Neural or Visual Adaptation


Refractive surgeons often talk about neural adaptation being important in respect of vision correction.

So lets clarify what this really means in two different scenarios.

  1. Laser eye surgery than has had a ‘good’ outcome
  2. Laser eye surgery than has had a ‘bad’ outcome (they call this a sub-optimal result)

Scenario 1

In scenario 1, the patient although having 20/20 vision (and NOT suffering from debilitating distortions) is complaining that their vision is not correct. Something is not quite right, its not the same. The sharpness has gone, they are unhappy.

Several months pass by, perhaps a year, and they have now adapted and are fairly happy. What has actually happened is that their brain has gotten use to the new quality of vision, i.e. the way the world now looks.

Things still aren’t as sharp as they used to be, nor has there been any physical change in their sight, all that has happened, is that they have forgotten how sharp and clear their vision was originally.

Remember lasers cannot give you HD vision, they cannot improve upon quality of your vision at all, and it is highly likely you will not get the quality of vision that you had in your glasses. But you can get used to it, and as its now impossible to compare the old vision, there is no way for you to complain about what has changed.

The patient has now adapted to having less sharp vision. However for a number of people, for whom sight is very important, for instance those who watch movies on High Def TV’s or use computers daily, they will notice that certain things do not look the same. For some people, colours do not look as vibrant and they feel that everything is a little less sharp.

Scenario 2

Now lets look at scenario 2, bad outcome in that the patient was left with severly distorted vision. When I say severe, I mean, they are unable to work under artificial lighting without feeling disturbed by what they see, they can’t watch TV, go to the movies, participate in sports (in any non daylight envrionment), generally their life is a living nightmare and it is torturous. It is no wonder so many of these patients are miserable, depressed and even have suicidal ideation.

The first thing you need to realise is that distortions can be measured using wave scans and ray tracing devices. Refractive surgeons use these devices and can quantify your distortions into a magic number called the RMS (Root Mean Square).

In a normal un-operated person, the RMS value is about 0.25 (over the entire scotopic pupil). The higher the number, the worse the vision. For scenario 1, if everything went to plan, its likely their RMS is now higher at 0.3 or 0.4 even, the reason for this, is that refractive surgery induces aberrations (distortions) and therefore this number goes higher.

In scenario 2 however, this value is now grossly high, in some cases up to 2.0 or even 3.0. What the refractive surgeons don’t tell people is that the human brain can only adapt to a level of about 0.45 RMS (of spherical aberration according to Professor Dan Reinstein), this is over the maximum pupil, or at the very least up to the maximum mesopic pupil size. Refractive surgeons do not like to generally admit to their patients that there is a threshold and that once breached, it will bother the patient forever.
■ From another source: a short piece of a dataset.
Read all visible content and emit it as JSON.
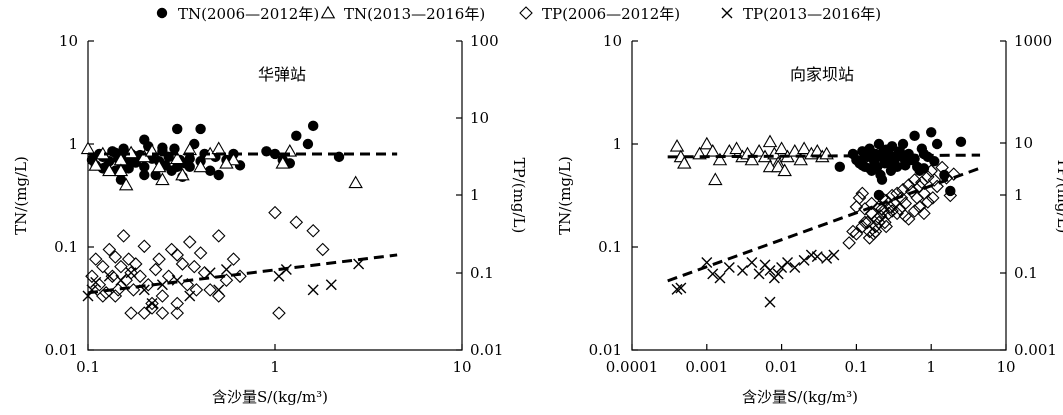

They simply tell them to keep waiting for nerual adaptation, usually until its too late to sue for negligence (even if you have enough time the informed consent will prevent you from suing is most cases).

You can imagine the threshold like pain, you can tolerate a certain amount of pain in the body, for instance a dull headache or some minor injury, but if the pain is too great, it is overwhelming and you can never get used to it. Perhaps like a migraine or a fatal wound, or child birth.
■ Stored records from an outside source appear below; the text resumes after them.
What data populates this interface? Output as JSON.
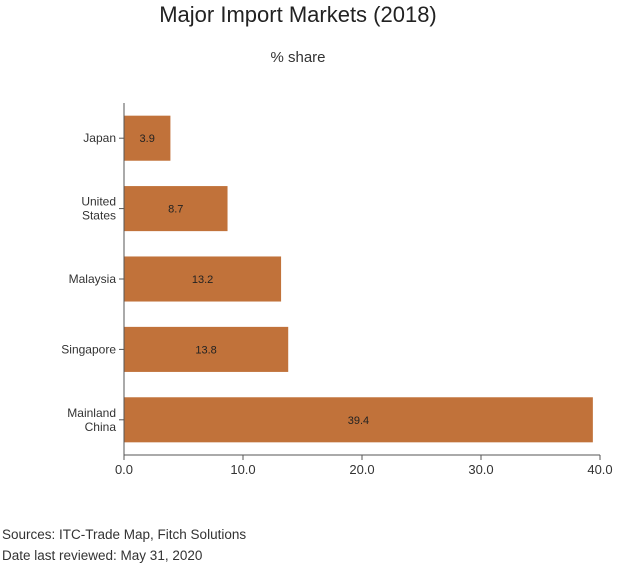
{
  "chart_data": {
    "type": "bar",
    "orientation": "horizontal",
    "title": "Major Import Markets (2018)",
    "subtitle": "% share",
    "categories": [
      [
        "Japan"
      ],
      [
        "United",
        "States"
      ],
      [
        "Malaysia"
      ],
      [
        "Singapore"
      ],
      [
        "Mainland",
        "China"
      ]
    ],
    "values": [
      3.9,
      8.7,
      13.2,
      13.8,
      39.4
    ],
    "xlim": [
      0,
      40
    ],
    "xticks": [
      "0.0",
      "10.0",
      "20.0",
      "30.0",
      "40.0"
    ],
    "bar_color": "#c1723a",
    "grid": false
  },
  "footer": {
    "sources": "Sources: ITC-Trade Map, Fitch Solutions",
    "reviewed": "Date last reviewed: May 31, 2020"
  }
}
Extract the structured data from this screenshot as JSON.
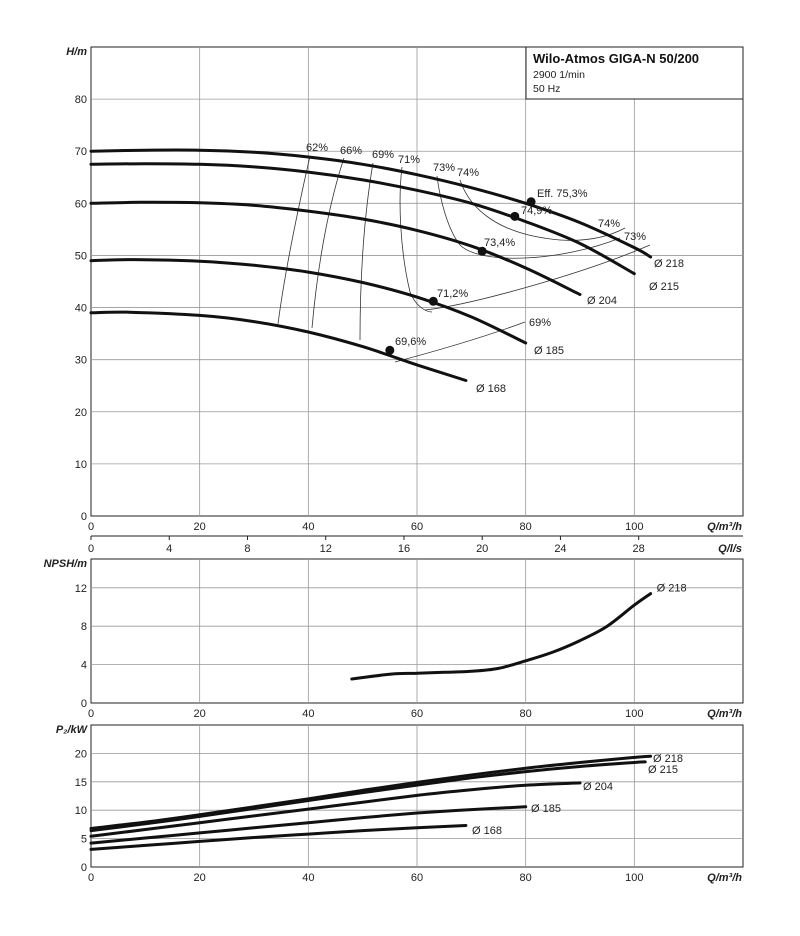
{
  "header": {
    "title": "Wilo-Atmos GIGA-N 50/200",
    "speed": "2900 1/min",
    "frequency": "50 Hz"
  },
  "chart_data": [
    {
      "type": "line",
      "id": "head",
      "ylabel": "H/m",
      "xlabel": "Q/m³/h",
      "xlim": [
        0,
        120
      ],
      "ylim": [
        0,
        90
      ],
      "xticks": [
        0,
        20,
        40,
        60,
        80,
        100
      ],
      "yticks": [
        0,
        10,
        20,
        30,
        40,
        50,
        60,
        70,
        80
      ],
      "secondary_axis": {
        "xlabel": "Q/l/s",
        "ticks": [
          0,
          4,
          8,
          12,
          16,
          20,
          24,
          28
        ]
      },
      "grid": true,
      "series": [
        {
          "name": "Ø 218",
          "x": [
            0,
            10,
            20,
            30,
            40,
            50,
            60,
            70,
            80,
            90,
            100,
            103
          ],
          "y": [
            70,
            70.2,
            70.2,
            69.8,
            68.9,
            67.5,
            65.5,
            63,
            60,
            56.3,
            51.5,
            49.7
          ]
        },
        {
          "name": "Ø 215",
          "x": [
            0,
            10,
            20,
            30,
            40,
            50,
            60,
            70,
            80,
            90,
            100
          ],
          "y": [
            67.5,
            67.6,
            67.5,
            67,
            66,
            64.5,
            62.5,
            60,
            56.5,
            52.3,
            46.5
          ]
        },
        {
          "name": "Ø 204",
          "x": [
            0,
            9,
            20,
            30,
            40,
            50,
            60,
            70,
            80,
            90
          ],
          "y": [
            60,
            60.2,
            60.1,
            59.6,
            58.5,
            57,
            54.8,
            51.8,
            47.6,
            42.5
          ]
        },
        {
          "name": "Ø 185",
          "x": [
            0,
            8,
            20,
            30,
            40,
            50,
            60,
            70,
            80
          ],
          "y": [
            49,
            49.2,
            48.9,
            48.1,
            46.8,
            44.8,
            42,
            38.2,
            33.2
          ]
        },
        {
          "name": "Ø 168",
          "x": [
            0,
            7,
            20,
            30,
            40,
            50,
            60,
            69
          ],
          "y": [
            39,
            39.1,
            38.5,
            37.3,
            35.3,
            32.5,
            29,
            26
          ]
        }
      ],
      "bep_points": [
        {
          "x": 81,
          "y": 60.3,
          "label": "Eff. 75,3%"
        },
        {
          "x": 78,
          "y": 57.5,
          "label": "74,9%"
        },
        {
          "x": 72,
          "y": 50.8,
          "label": "73,4%"
        },
        {
          "x": 63,
          "y": 41.2,
          "label": "71,2%"
        },
        {
          "x": 55,
          "y": 31.8,
          "label": "69,6%"
        }
      ],
      "efficiency_labels": [
        "62%",
        "66%",
        "69%",
        "71%",
        "73%",
        "74%",
        "74%",
        "73%",
        "69%"
      ]
    },
    {
      "type": "line",
      "id": "npsh",
      "ylabel": "NPSH/m",
      "xlabel": "Q/m³/h",
      "xlim": [
        0,
        120
      ],
      "ylim": [
        0,
        15
      ],
      "xticks": [
        0,
        20,
        40,
        60,
        80,
        100
      ],
      "yticks": [
        0,
        4,
        8,
        12
      ],
      "grid": true,
      "series": [
        {
          "name": "Ø 218",
          "x": [
            48,
            55,
            60,
            65,
            70,
            75,
            80,
            85,
            90,
            95,
            100,
            103
          ],
          "y": [
            2.5,
            3.0,
            3.1,
            3.2,
            3.3,
            3.6,
            4.4,
            5.3,
            6.5,
            8.0,
            10.2,
            11.4
          ]
        }
      ]
    },
    {
      "type": "line",
      "id": "power",
      "ylabel": "P₂/kW",
      "xlabel": "Q/m³/h",
      "xlim": [
        0,
        120
      ],
      "ylim": [
        0,
        25
      ],
      "xticks": [
        0,
        20,
        40,
        60,
        80,
        100
      ],
      "yticks": [
        0,
        5,
        10,
        15,
        20
      ],
      "grid": true,
      "series": [
        {
          "name": "Ø 218",
          "x": [
            0,
            10,
            20,
            30,
            40,
            50,
            60,
            70,
            80,
            90,
            100,
            103
          ],
          "y": [
            6.8,
            7.9,
            9.2,
            10.6,
            12.0,
            13.5,
            14.9,
            16.2,
            17.4,
            18.4,
            19.3,
            19.5
          ]
        },
        {
          "name": "Ø 215",
          "x": [
            0,
            10,
            20,
            30,
            40,
            50,
            60,
            70,
            80,
            90,
            100,
            102
          ],
          "y": [
            6.4,
            7.6,
            8.9,
            10.3,
            11.7,
            13.1,
            14.4,
            15.7,
            16.8,
            17.7,
            18.4,
            18.5
          ]
        },
        {
          "name": "Ø 204",
          "x": [
            0,
            10,
            20,
            30,
            40,
            50,
            60,
            70,
            80,
            90
          ],
          "y": [
            5.4,
            6.6,
            7.8,
            9.0,
            10.2,
            11.4,
            12.6,
            13.6,
            14.4,
            14.8
          ]
        },
        {
          "name": "Ø 185",
          "x": [
            0,
            10,
            20,
            30,
            40,
            50,
            60,
            70,
            80
          ],
          "y": [
            4.2,
            5.1,
            6.0,
            6.9,
            7.8,
            8.7,
            9.5,
            10.1,
            10.6
          ]
        },
        {
          "name": "Ø 168",
          "x": [
            0,
            10,
            20,
            30,
            40,
            50,
            60,
            69
          ],
          "y": [
            3.1,
            3.8,
            4.5,
            5.2,
            5.8,
            6.4,
            6.9,
            7.3
          ]
        }
      ]
    }
  ]
}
When you start to look at neural adaptation in these respects you now know that some people who are happy(ish) with their refractive surgery outcomes, will have a lower RMS and those who are not happy and cannot adapt have a higher RMS.

More frustratingly, the wavescans are not generally capable of measuring beyond 7mm, even though many people have 8mm or even 9mm, sometimes even 10mm pupils.
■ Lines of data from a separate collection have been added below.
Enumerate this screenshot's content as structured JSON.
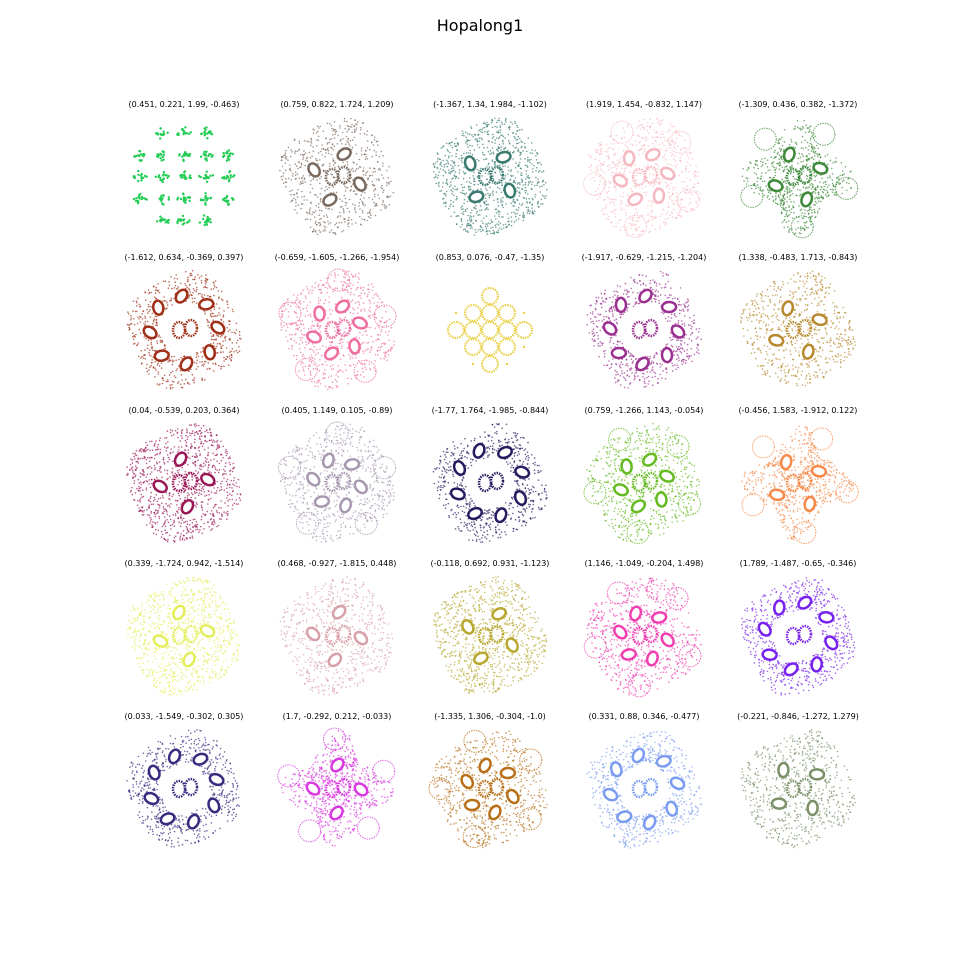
{
  "chart_data": {
    "type": "scatter",
    "title": "Hopalong1",
    "plots": [
      {
        "params": "(0.451, 0.221, 1.99, -0.463)",
        "color": "#22cc55",
        "shape": "lattice"
      },
      {
        "params": "(0.759, 0.822, 1.724, 1.209)",
        "color": "#7a6a60",
        "shape": "star"
      },
      {
        "params": "(-1.367, 1.34, 1.984, -1.102)",
        "color": "#3a7a70",
        "shape": "dense"
      },
      {
        "params": "(1.919, 1.454, -0.832, 1.147)",
        "color": "#f6b8c0",
        "shape": "loops"
      },
      {
        "params": "(-1.309, 0.436, 0.382, -1.372)",
        "color": "#3f8a3a",
        "shape": "flower"
      },
      {
        "params": "(-1.612, 0.634, -0.369, 0.397)",
        "color": "#a03018",
        "shape": "ring"
      },
      {
        "params": "(-0.659, -1.605, -1.266, -1.954)",
        "color": "#ee6fa0",
        "shape": "loops"
      },
      {
        "params": "(0.853, 0.076, -0.47, -1.35)",
        "color": "#e8d048",
        "shape": "circles"
      },
      {
        "params": "(-1.917, -0.629, -1.215, -1.204)",
        "color": "#9a3090",
        "shape": "ring"
      },
      {
        "params": "(1.338, -0.483, 1.713, -0.843)",
        "color": "#b88a30",
        "shape": "star"
      },
      {
        "params": "(0.04, -0.539, 0.203, 0.364)",
        "color": "#9a1858",
        "shape": "dense"
      },
      {
        "params": "(0.405, 1.149, 0.105, -0.89)",
        "color": "#a898b0",
        "shape": "loops"
      },
      {
        "params": "(-1.77, 1.764, -1.985, -0.844)",
        "color": "#2a1a60",
        "shape": "ring"
      },
      {
        "params": "(0.759, -1.266, 1.143, -0.054)",
        "color": "#66bb22",
        "shape": "loops"
      },
      {
        "params": "(-0.456, 1.583, -1.912, 0.122)",
        "color": "#f58a4a",
        "shape": "flower"
      },
      {
        "params": "(0.339, -1.724, 0.942, -1.514)",
        "color": "#e4ee5a",
        "shape": "dense"
      },
      {
        "params": "(0.468, -0.927, -1.815, 0.448)",
        "color": "#d8a0a8",
        "shape": "star"
      },
      {
        "params": "(-0.118, 0.692, 0.931, -1.123)",
        "color": "#b8a830",
        "shape": "dense"
      },
      {
        "params": "(1.146, -1.049, -0.204, 1.498)",
        "color": "#f040b0",
        "shape": "loops"
      },
      {
        "params": "(1.789, -1.487, -0.65, -0.346)",
        "color": "#7722ee",
        "shape": "ring"
      },
      {
        "params": "(0.033, -1.549, -0.302, 0.305)",
        "color": "#3a2a80",
        "shape": "ring"
      },
      {
        "params": "(1.7, -0.292, 0.212, -0.033)",
        "color": "#d83ae0",
        "shape": "flower"
      },
      {
        "params": "(-1.335, 1.306, -0.304, -1.0)",
        "color": "#b87018",
        "shape": "loops"
      },
      {
        "params": "(0.331, 0.88, 0.346, -0.477)",
        "color": "#7b9cf0",
        "shape": "ring"
      },
      {
        "params": "(-0.221, -0.846, -1.272, 1.279)",
        "color": "#7a9068",
        "shape": "star"
      }
    ]
  }
}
These distortions (and therefore the RMS value) actually get exponentially worse as pupil size increases, so those with larger pupils (more than 6.5mm) are at much higher risk than those with smaller pupils. This is a proven fact, and warnings can be seen on the FDA website and on websites for many of the laser manufacturers – if your refractive surgeon says that pupil size is not an issue, then he/she is contradicting the FDA and manufacturers such as AMO and Alcon, as well as a number of notable opthamologists (James Salz for example).
*Some definitions

  • Photopic – Vision in bright daylight
  • Mesopic – Vision in artifical light, down to quite dim light (like in a movie theatre)
  • Scotopic – Vision in no lighting – A moonless night outdoors in the countryside , with only starlight to see by (pretty dark!)
  • RMS – Root Mean Square (magic value to quantify your visual quality)
  • Spherical aberration – How spherically shaped your cornea (and sometimes lens) is. More spherical aberration, the worse your dim light vision.